Esas No: 1980/16
Karar No: 1980/47
Karar Tarihi: 03/07/1980
AYM 1980/16 Esas 1980/47 Karar Sayılı Norm Denetimi İlamı
Esas sayısı:1980/16
Karar sayısı:1980/47
Karar günü:3/7/1980
Resmi Gazete tarih/sayı:3.11.1980/17149
İTİRAZ YOLUNA BAŞVURAN : Ardeşen Asliye Hukuk Mahkemesi.

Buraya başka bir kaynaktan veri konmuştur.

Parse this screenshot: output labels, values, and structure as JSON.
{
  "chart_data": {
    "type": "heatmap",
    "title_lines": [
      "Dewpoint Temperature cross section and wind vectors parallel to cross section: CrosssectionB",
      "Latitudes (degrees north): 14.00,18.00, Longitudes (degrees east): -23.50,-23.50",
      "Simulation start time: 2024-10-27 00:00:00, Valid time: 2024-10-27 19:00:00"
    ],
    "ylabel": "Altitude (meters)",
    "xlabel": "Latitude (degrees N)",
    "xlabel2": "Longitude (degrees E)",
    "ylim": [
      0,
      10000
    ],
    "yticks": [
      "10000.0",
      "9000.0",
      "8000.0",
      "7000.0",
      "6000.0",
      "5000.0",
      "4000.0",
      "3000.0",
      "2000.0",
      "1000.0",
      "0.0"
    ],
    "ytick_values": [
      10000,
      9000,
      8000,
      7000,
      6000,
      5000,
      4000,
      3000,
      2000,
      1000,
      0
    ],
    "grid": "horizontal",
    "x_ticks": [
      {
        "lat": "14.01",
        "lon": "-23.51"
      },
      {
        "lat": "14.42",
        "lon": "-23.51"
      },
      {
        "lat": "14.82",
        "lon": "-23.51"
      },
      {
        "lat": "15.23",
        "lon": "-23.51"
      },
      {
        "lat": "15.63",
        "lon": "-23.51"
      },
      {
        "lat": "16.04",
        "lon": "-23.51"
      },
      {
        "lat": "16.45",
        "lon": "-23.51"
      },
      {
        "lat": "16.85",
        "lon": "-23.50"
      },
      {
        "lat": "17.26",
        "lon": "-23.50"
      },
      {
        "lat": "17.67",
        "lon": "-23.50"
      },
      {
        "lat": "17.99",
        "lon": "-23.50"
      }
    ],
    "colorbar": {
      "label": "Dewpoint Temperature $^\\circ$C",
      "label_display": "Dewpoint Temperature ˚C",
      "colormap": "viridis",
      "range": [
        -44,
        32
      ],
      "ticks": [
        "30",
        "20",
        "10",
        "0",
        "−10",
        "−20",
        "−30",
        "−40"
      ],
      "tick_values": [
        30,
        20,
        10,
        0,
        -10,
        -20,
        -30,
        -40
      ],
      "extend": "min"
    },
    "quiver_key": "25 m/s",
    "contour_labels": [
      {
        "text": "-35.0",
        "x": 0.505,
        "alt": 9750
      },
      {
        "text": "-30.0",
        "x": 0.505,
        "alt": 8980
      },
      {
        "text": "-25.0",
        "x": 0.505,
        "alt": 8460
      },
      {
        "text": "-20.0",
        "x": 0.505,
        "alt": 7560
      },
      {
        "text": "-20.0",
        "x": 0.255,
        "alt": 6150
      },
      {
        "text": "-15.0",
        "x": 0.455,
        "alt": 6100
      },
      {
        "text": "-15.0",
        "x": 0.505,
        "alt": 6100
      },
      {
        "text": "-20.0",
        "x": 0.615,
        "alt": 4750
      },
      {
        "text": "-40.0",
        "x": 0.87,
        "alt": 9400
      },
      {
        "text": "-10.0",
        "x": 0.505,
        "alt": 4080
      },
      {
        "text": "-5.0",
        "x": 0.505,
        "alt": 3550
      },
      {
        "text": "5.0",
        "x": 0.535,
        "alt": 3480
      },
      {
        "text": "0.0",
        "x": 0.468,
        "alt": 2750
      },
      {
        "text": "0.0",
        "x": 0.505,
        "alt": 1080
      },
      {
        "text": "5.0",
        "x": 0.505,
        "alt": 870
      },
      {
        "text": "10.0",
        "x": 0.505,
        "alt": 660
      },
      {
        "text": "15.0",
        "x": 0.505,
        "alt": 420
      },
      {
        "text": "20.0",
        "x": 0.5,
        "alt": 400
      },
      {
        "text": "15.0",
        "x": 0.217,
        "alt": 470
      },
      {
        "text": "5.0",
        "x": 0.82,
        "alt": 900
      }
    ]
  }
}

İTİRAZIN KONUSU : 28/6/1966 günlü, 766 sayılı Tapulama Yasasının 97. maddesinin birinci fıkrasıyla, aynı yasanın 26/2/1972 günlü , 1617 sayılı Yasayla değişik 33. maddesinin birinci, ikinci, üçüncü ve dördüncü fıkralarında yer alan ve tesciline karar verilebilecek taşınmazların her bir parçasını 20 ve bir tapulama bölgesindekilerin toplam büyüklüğünü 50 dönümle sınırlayan hükümlerin Anayasanın 36. ve 37. maddelerine aykırı olduğu savıyla iptalleri istemidir.
I- OLAY :
Davacı, Seslikaya Köyündeki ayrı ayrı dört parça taşınmazın çekişmesiz ve aralıksız 30 yıldan beri malik sıfatiyle zilyedi bulunduğunu ileri sürerek, Medeni Yasanın 639. maddesi gereğince kendi mülkü olmak üzere tescillerine karar verilmesini istemiştir.

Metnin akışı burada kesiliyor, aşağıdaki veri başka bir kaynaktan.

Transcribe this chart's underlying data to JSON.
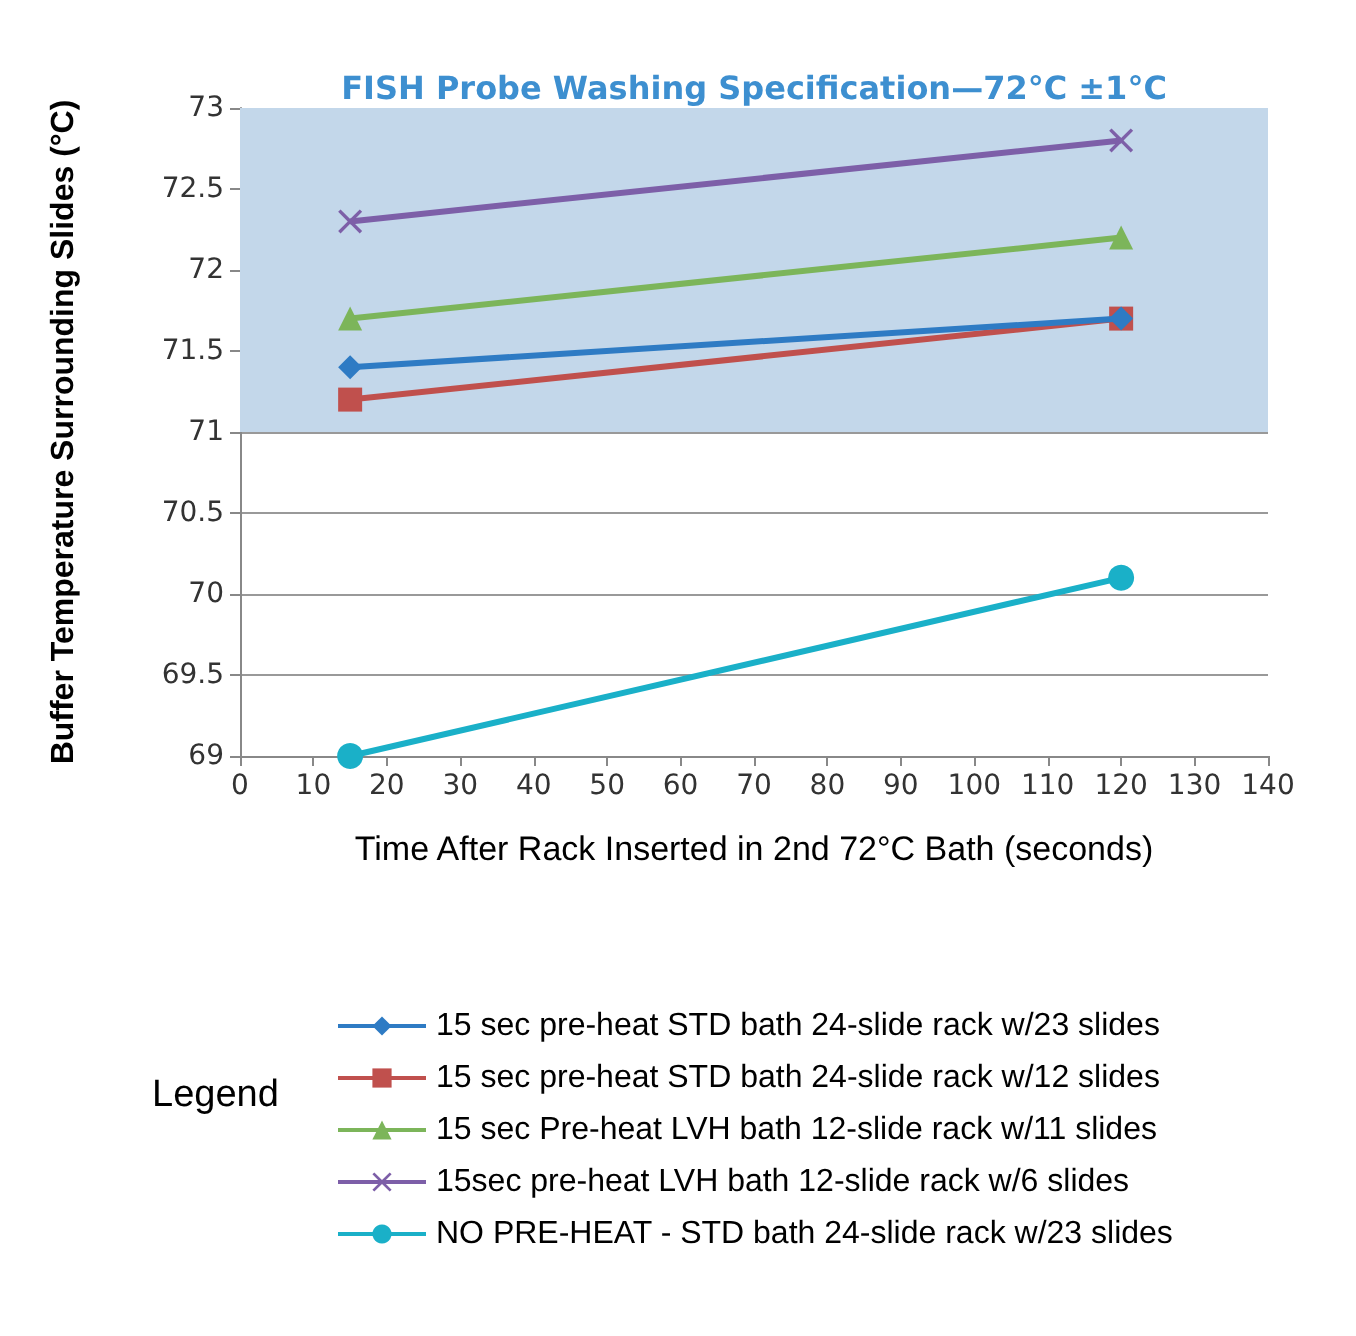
{
  "chart_data": {
    "type": "line",
    "xlabel": "Time After Rack Inserted in 2nd 72°C Bath (seconds)",
    "ylabel": "Buffer Temperature Surrounding Slides (°C)",
    "legend_title": "Legend",
    "x": [
      15,
      120
    ],
    "series": [
      {
        "name": "15 sec pre-heat STD bath 24-slide rack w/23 slides",
        "color": "#2e7bc4",
        "marker": "diamond",
        "values": [
          71.4,
          71.7
        ]
      },
      {
        "name": "15 sec pre-heat STD bath 24-slide rack w/12 slides",
        "color": "#c0504d",
        "marker": "square",
        "values": [
          71.2,
          71.7
        ]
      },
      {
        "name": "15 sec Pre-heat LVH bath 12-slide rack w/11 slides",
        "color": "#7cb55a",
        "marker": "triangle",
        "values": [
          71.7,
          72.2
        ]
      },
      {
        "name": "15sec pre-heat LVH bath 12-slide rack w/6 slides",
        "color": "#7d5fa8",
        "marker": "cross",
        "values": [
          72.3,
          72.8
        ]
      },
      {
        "name": "NO PRE-HEAT - STD bath 24-slide rack w/23 slides",
        "color": "#1ab0c8",
        "marker": "circle",
        "values": [
          69,
          70.1
        ]
      }
    ],
    "xlim": [
      0,
      140
    ],
    "xticks": [
      0,
      10,
      20,
      30,
      40,
      50,
      60,
      70,
      80,
      90,
      100,
      110,
      120,
      130,
      140
    ],
    "ylim": [
      69,
      73
    ],
    "yticks": [
      69,
      69.5,
      70,
      70.5,
      71,
      71.5,
      72,
      72.5,
      73
    ],
    "bands": [
      {
        "axis": "y",
        "from": 71,
        "to": 73,
        "label": "FISH Probe Washing Specification—72°C ±1°C",
        "color": "#c3d7ea"
      }
    ],
    "grid": "y",
    "legend": "bottom"
  }
}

Yargılama sırasında mahkeme, 766 sayılı Tapulama Yasasının 97. maddesinin birinci fıkrasının ve aynı yasanın 1617 sayılı Yasa ile değişik 33. maddesinin birinci, ikinci, üçüncü ve dördüncü fıkralarında yer alan "20 dönümlük ve 50 dönümlük sınırlama ile ilgili hükümlerin" Anayasanın 36. ve 37. maddelerine aykırı olduğu kanısına kendiliğinden vararak, bu hükümlerin iptali istemi ile Anayasa Mahkemesine başvurmuştur.
III- METİNLER:
A) iptali istenilen yasa kuralları
1- 28/6/1966 günlü, 766 sayılı Tapulama Yasasının 97. maddesinin birinci fıkrası:
"Madde 97- "Bu kanunun 1. maddesinde yazılı yerler dışında bulunan gayrimenkuller hakkında umumî hükümlere göre açılmış ve açılacak davalarda da bu kanunun 33. ve 42. maddeleri uygulanır."
2- Aynı Yasanın değişik 33. maddesinin birinci, ikinci, üçüncü ve dördüncü fıkraları:
"Madde 33- Tapuda kayıtlı olmayan ve beher parsasının yüzölçümü 20 dönüme kadar olan (20 dönüm dahil) gayrı menkul çekişmesiz ve aralıksız en az 20 yıldan beri malik sıfatı ile zilyedliğini, belgelerle veya bilirkişi veyahut tanık beyanlarıyla tevsik eden zilyedi adına kaydedilir.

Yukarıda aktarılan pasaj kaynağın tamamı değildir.